This year’s Grammy Awards ranks as one of the lowest-rated in history. Perhaps the fact that the only female nominee for Album of the Year (Lorde with “Melodrama”) didn’t perform on the CBS telecast on Jan. 28 explains the dramatic drop in viewership. It was off by more than six million from last year when Adele and Beyonce each sang two numbers. Those one-named divas went head-to-head in the top races, with Adele sweeping.
It was reported that Lorde was not offered the same solo spot on the show as the four men in her race: Childish Gambino (“Awaken, My Love!”), JAY-Z (“4:44”), Kendrick Lamar (“DAMN.”) and winner Bruno Mars (“24K Magic”). Rather than be part of a Tom Petty tribute medley, she passed on appearing. After the telecast, Grammys executive producer Ken Ehrlich defended the decision not to feature her. “There’s no way we can really deal with everybody.”
After just one woman — Alessia Cara for Best New Artist — was singled out on the main show, recording academy chief Neil Portnow was asked backstage about their absence at the 2018 Grammys, As he explained, “It has to begin with women who have the creativity in their hearts and souls, who want to be musicians, who want to be engineers, producers, and want to be part of the industry on the executive level to step up because I think they would be welcome.”

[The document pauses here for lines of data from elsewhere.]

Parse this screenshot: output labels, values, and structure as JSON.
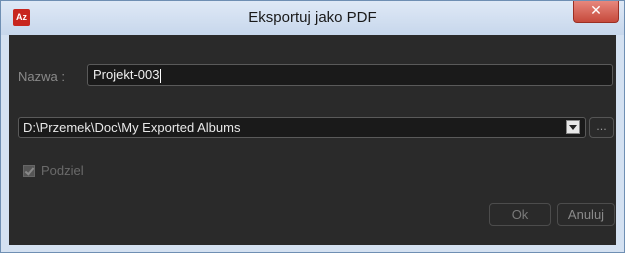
{
  "window": {
    "title": "Eksportuj jako PDF",
    "app_icon_text": "Az",
    "close_glyph": "✕"
  },
  "form": {
    "name_label": "Nazwa :",
    "name_value": "Projekt-003",
    "path_value": "D:\\Przemek\\Doc\\My Exported Albums",
    "browse_label": "...",
    "split_label": "Podziel",
    "split_checked": true,
    "split_enabled": false
  },
  "buttons": {
    "ok_label": "Ok",
    "cancel_label": "Anuluj"
  }
}
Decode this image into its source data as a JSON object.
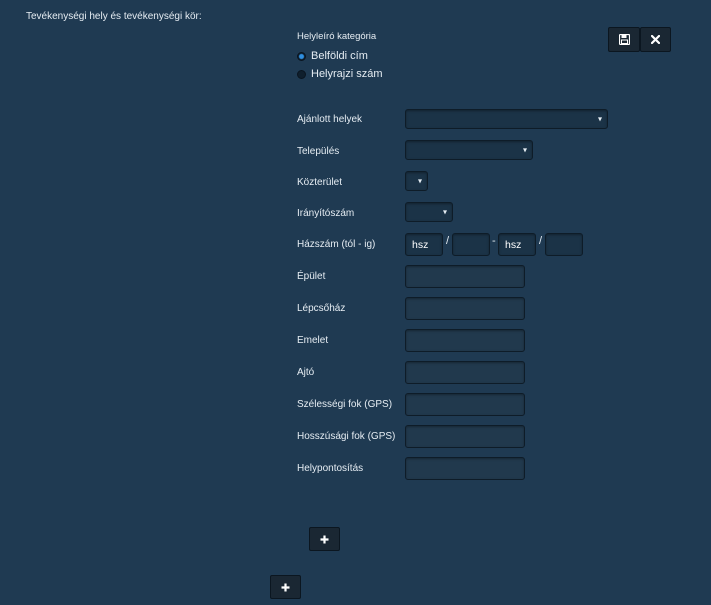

Following an onslaught of criticism, Portnow issued a clarification of his remarks on Jan. 30: “Regrettably, I used two words, ‘step up,’ that, when taken out of context, do not convey my beliefs and the point I was trying to make. Our industry must recognize that women who dream of careers in music face barriers that men have never faced. We must actively work to eliminate these barriers and encourage women to live their dreams and express their passion and creativity through music. We must welcome, mentor, and empower them. Our community will be richer for it.”